Claudia also advises the homicide squad on several cases, including; a murdered toddler who was last seen with two young boys, the deaths of a young couple at sea and a serial killer who has preyed on ten women over twelve years. Claudia helps Simon when he is framed for murder and investigated by Susan Blake (Georgie Parker) of the Ethical Standards Division. Claudia confronts Susan when she learns that she used her to manipulate Simon. Claudia later tells Simon that she believes he is suffering from vicarious syndrome. When a business woman is brutally raped and murdered, the homicide squad ask Claudia to out a profile together for their prime suspect, Daniel Worthington. Homicide has two days to find the evidence that he killed the woman and raped two others, before he leaves the country. Claudia interviews Daniel using psychology to get a confession, but fails.
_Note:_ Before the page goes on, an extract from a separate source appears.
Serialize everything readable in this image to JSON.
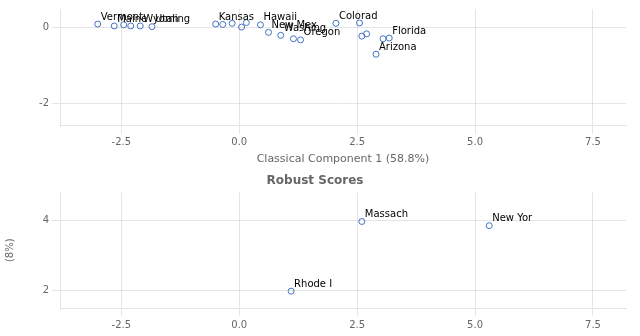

Daniel is bailed and he follows Claudia home and attacks her with chloroform and ties her to her bed. He admits to the murder and rape and goes to shower. Jennifer Mapplethorpe arrives and she places her gun on the bed as she frees Claudia. Daniel returns and tries to attack Jennifer with a pair of scissors, but Claudia shoots him dead. Claudia later returns to work and helps the team in their investigations into the disappearance and murder of a young woman who vanished after a party and a suspect who has become a vigilante.

==Reception==
Watching Claudia's first episode, Dianne Butler, writing for The Courier-Mail, said "I believe I'll also struggle to take Tasma Walton seriously after hearing her describe a suspect as extremely intelligent. It's her first episode on Sunday night, and the series' last. She plays a police profiler. Police profilers are very big in television, you'd know that. You could say they're extremerly popular." While commenting on the team, Debi Enker from The Age stated "Worst affected is poor Tasma Walton in the largely thankless role of psychologist Claudia Leigh. Her job appears to involve sitting in the office and making smug pronouncements about human nature, with particular attention to perverts." Enker's colleague Farah Farouque called Claudia "po-faced". During the Daniel Worthington storyline, a TV Week reporter branded Claudia "pretty" and wrote that she "may regret her hard-ball approach" to the case.